I think the main problem is that this code is in a loop. You don't need to run ptree and parse the results more than once! You need to figure out a way to run ptree once and put it into a data structure that you can use later. Probably be some kind of simple hash will suffice. You may even be able to just keep around your %terminals hash and keep reusing it.
Some nitpicks...
Both of your "next" statements seem
unnecessary to me... you should be
able to just remove them.
Replace
$terminals{$user} = $terminals{$user} . " $1";
with:
$terminals{$user} .= " $1";
Replace the bareword PTREE which you
are using as a filehandle with
$ptreeF or some such... using
barewords became unnecessary for
filehandles about 10 years ago :)
I don't know why your $PID variable
is all caps... it could be confusing
to readers of your code because it
looks like there is something
special about that variable, and
there isn't.
I think you'll get the best performance improvement by avoiding the overhead of repeatedly executing an external command (ptree, in this case).
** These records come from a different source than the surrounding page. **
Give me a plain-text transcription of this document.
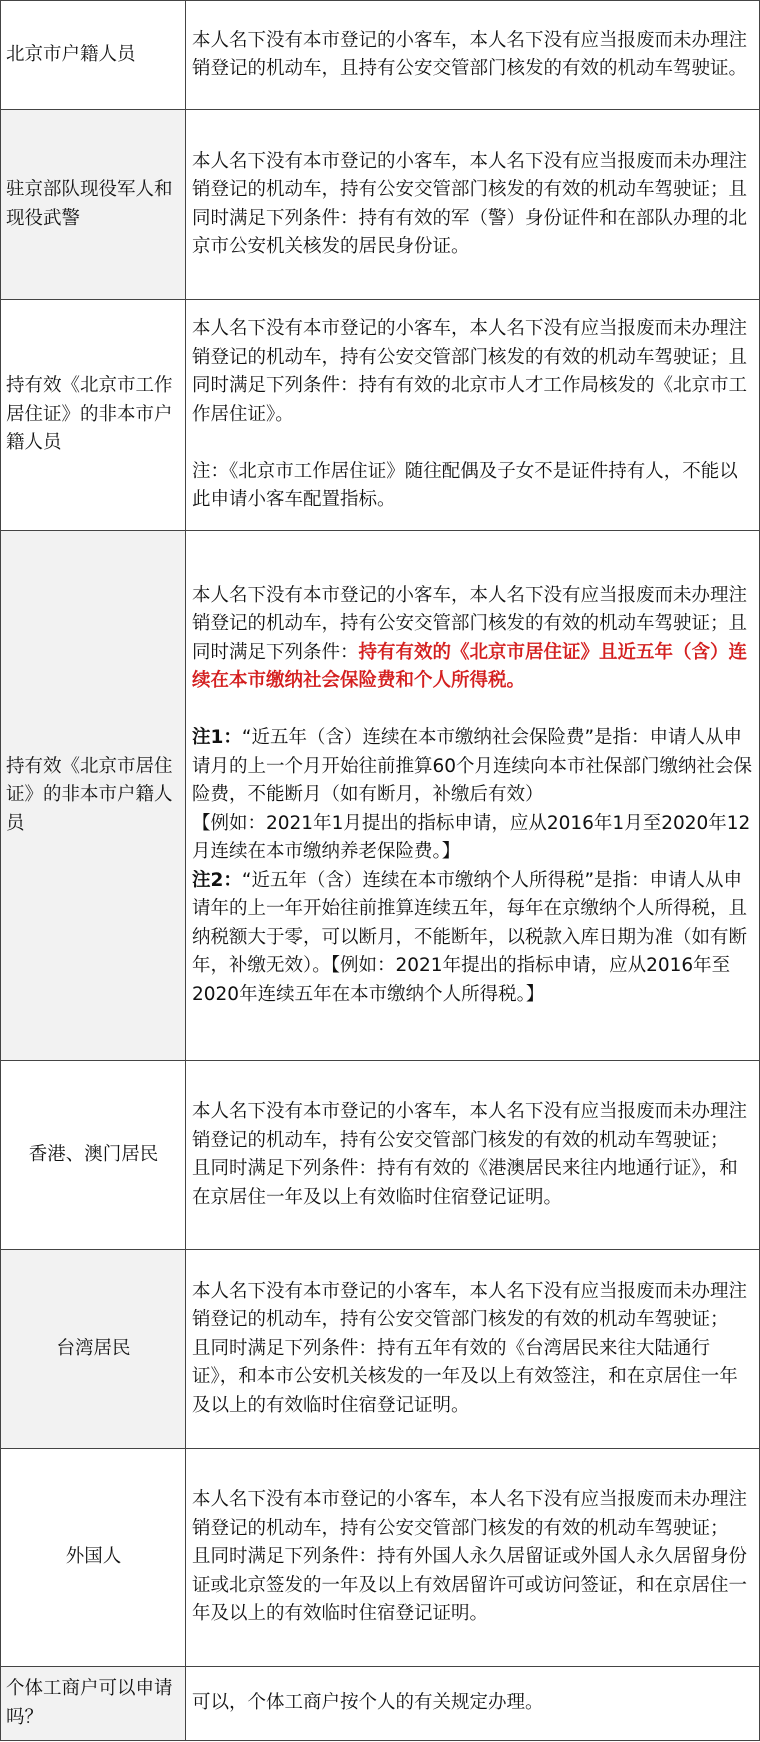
北京市户籍人员	本人名下没有本市登记的小客车，本人名下没有应当报废而未办理注销登记的机动车，且持有公安交管部门核发的有效的机动车驾驶证。

驻京部队现役军人和现役武警	本人名下没有本市登记的小客车，本人名下没有应当报废而未办理注销登记的机动车，持有公安交管部门核发的有效的机动车驾驶证；且同时满足下列条件：持有有效的军（警）身份证件和在部队办理的北京市公安机关核发的居民身份证。

持有效《北京市工作居住证》的非本市户籍人员	本人名下没有本市登记的小客车，本人名下没有应当报废而未办理注销登记的机动车，持有公安交管部门核发的有效的机动车驾驶证；且同时满足下列条件：持有有效的北京市人才工作局核发的《北京市工作居住证》。

注：《北京市工作居住证》随往配偶及子女不是证件持有人，不能以此申请小客车配置指标。

持有效《北京市居住证》的非本市户籍人员	本人名下没有本市登记的小客车，本人名下没有应当报废而未办理注销登记的机动车，持有公安交管部门核发的有效的机动车驾驶证；且同时满足下列条件：持有有效的《北京市居住证》且近五年（含）连续在本市缴纳社会保险费和个人所得税。

注1：“近五年（含）连续在本市缴纳社会保险费”是指：申请人从申请月的上一个月开始往前推算60个月连续向本市社保部门缴纳社会保险费，不能断月（如有断月，补缴后有效）

【例如：2021年1月提出的指标申请，应从2016年1月至2020年12月连续在本市缴纳养老保险费。】

注2：“近五年（含）连续在本市缴纳个人所得税”是指：申请人从申请年的上一年开始往前推算连续五年，每年在京缴纳个人所得税，且纳税额大于零，可以断月，不能断年，以税款入库日期为准（如有断年，补缴无效）。【例如：2021年提出的指标申请，应从2016年至2020年连续五年在本市缴纳个人所得税。】

香港、澳门居民	本人名下没有本市登记的小客车，本人名下没有应当报废而未办理注销登记的机动车，持有公安交管部门核发的有效的机动车驾驶证；

且同时满足下列条件：持有有效的《港澳居民来往内地通行证》，和在京居住一年及以上有效临时住宿登记证明。

台湾居民	本人名下没有本市登记的小客车，本人名下没有应当报废而未办理注销登记的机动车，持有公安交管部门核发的有效的机动车驾驶证；

且同时满足下列条件：持有五年有效的《台湾居民来往大陆通行证》，和本市公安机关核发的一年及以上有效签注，和在京居住一年及以上的有效临时住宿登记证明。

外国人	本人名下没有本市登记的小客车，本人名下没有应当报废而未办理注销登记的机动车，持有公安交管部门核发的有效的机动车驾驶证；

且同时满足下列条件：持有外国人永久居留证或外国人永久居留身份证或北京签发的一年及以上有效居留许可或访问签证，和在京居住一年及以上的有效临时住宿登记证明。

个体工商户可以申请吗？	可以，个体工商户按个人的有关规定办理。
I'd look for a CPAN module that provides a direct interface to the data structures that ptree is reading. Check the Linux:: namespace, maybe? (I'm not sure if ptree is setuid; that may complicate things.)
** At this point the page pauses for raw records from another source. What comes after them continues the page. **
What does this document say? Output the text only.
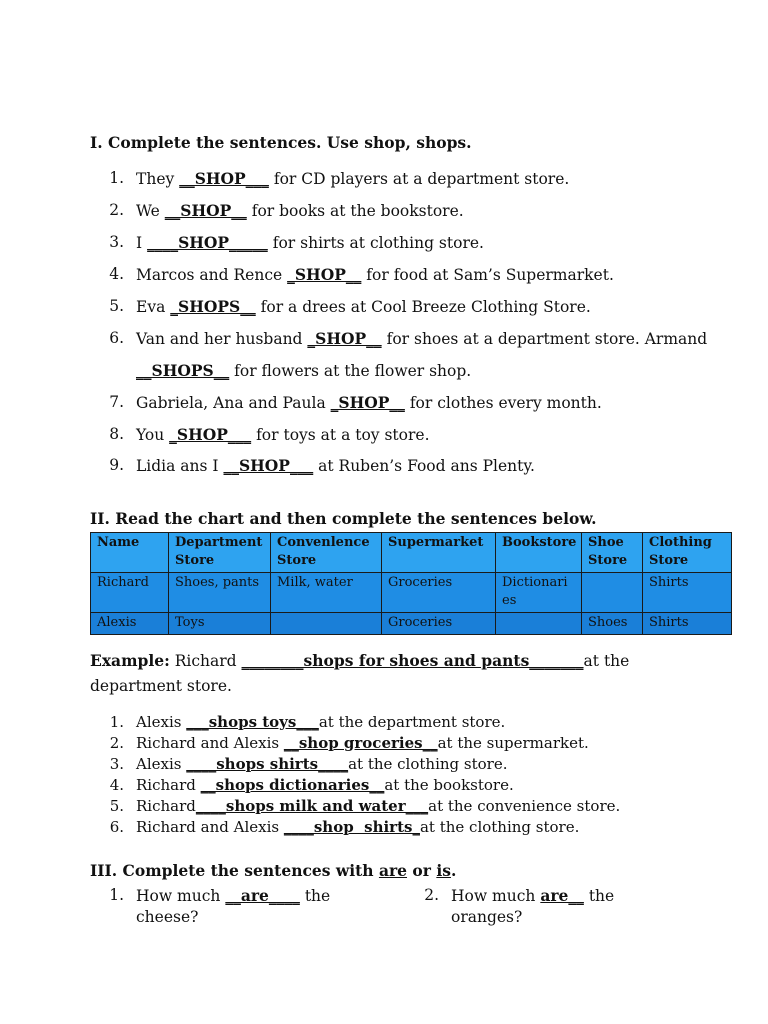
I. Complete the sentences. Use shop, shops.
1. They __SHOP___ for CD players at a department store.
2. We __SHOP__ for books at the bookstore.
3. I ____SHOP_____ for shirts at clothing store.
4. Marcos and Rence _SHOP__ for food at Sam’s Supermarket.
5. Eva _SHOPS__ for a drees at Cool Breeze Clothing Store.
6. Van and her husband _SHOP__ for shoes at a department store. Armand
__SHOPS__ for flowers at the flower shop.
7. Gabriela, Ana and Paula _SHOP__ for clothes every month.
8. You _SHOP___ for toys at a toy store.
9. Lidia ans I __SHOP___ at Ruben’s Food ans Plenty.
II. Read the chart and then complete the sentences below.
Name	Department Store	Convenlence Store	Supermarket	Bookstore	Shoe Store	Clothing Store
Richard	Shoes, pants	Milk, water	Groceries	Dictionaries		Shirts
Alexis	Toys		Groceries		Shoes	Shirts
Example: Richard ________shops for shoes and pants_______at the
department store.
1. Alexis ___shops toys___at the department store.
2. Richard and Alexis __shop groceries__at the supermarket.
3. Alexis ____shops shirts____at the clothing store.
4. Richard __shops dictionaries__at the bookstore.
5. Richard____shops milk and water___at the convenience store.
6. Richard and Alexis ____shop  shirts_at the clothing store.
III. Complete the sentences with are or is.
1. How much __are____ the
cheese?
2. How much are__ the
oranges?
The above advice aside, some additional style and robustness notes based on the posted snippet only (forgive me if the larger code invalidates them):
I'd start by using strict, at the very least. Lexical filehandles would also be a good idea.
You appear to be silently ignoring the case when you cannot open() the ptree command. That could happen for many reasons, some of which I can't imagine you wanting to ignore, such as…
You're not using the full path to the ptree command, but rather assuming it's in your path—and that the one in your path is the right one.
How many users are on the system? Can you invert this? List all -pksh-ksh processes in the system along with their EUIDs, and build the map from that - that might be only one execution of ps/ptree.
I was thinking of using ps to get the parents pid, but I would need to loop this to get the great-grandparent's pid. That's the one I need. Thanks. – lamcro
Sorry, there are many users and each can have up to three terminals open. The whole script is used to find those terminals that are using a file. I use fuser to find the processes that use a file. Then use ptree to find the terminal's pid. – lamcro
If you have (or can get) a list of PIDs using a file, and just need all of the grand-parents of that PID, there's an easier way, for sure.
#!perl
use warnings;
use strict;
#***** these PIDs are gotten with fuser or some other method *****
my($fpids) = [27538, 31812, 27541];
#***** get all processes, assuming linux PS *****
my($cmd) = "ps -ef";
open(PS, "$cmd |") || die qq([ERROR] Cannot open pipe from "$cmd" - $!\n);
my($processlist) = {};
while (<PS>) {
chomp;
my($user, $pid, $ppid, $rest) = split(/ +/, $_, 4);
$processlist->{$pid} = $ppid;
}
close PS;
#***** lookup grandparent *****
foreach my $fpid (#$fpids) {
my($parent) = $processlist->{$fpid} || 0;
my($grandparent) = $processlist->{$parent} || 0;
if ($grandparent) {
#----- do something here with grandparent's pid -----
print "PID:GRANDPID - $fpid:$grandparent\n";
}
else {
#----- some error condition -----
print "ERROR - Cannot determine GrandPID: $fpid ($parent)\n";
}
}
Which for me produces:
ERROR - Cannot determine GrandPID: 27538 (1)
PID:GRANDPID - 31812:2804
PID:GRANDPID - 27541:27538
Have you considered using 'who -u' to tell you which process is the login shell for a given tty instead of using ptree? This would simplify your search - irrespective of the other changes you should also make.
I just did some trivial timings here based on your script (calling "cat ptree.txt" instead of ptree itself) and confirmed my thoughts that all of your time is spent creating new sub-processes and running ptree itself. Unless you can factor away the need to call ptree (maybe there's a way to open up the connection once and reuse it, like with nslookup), you won't see any real gains.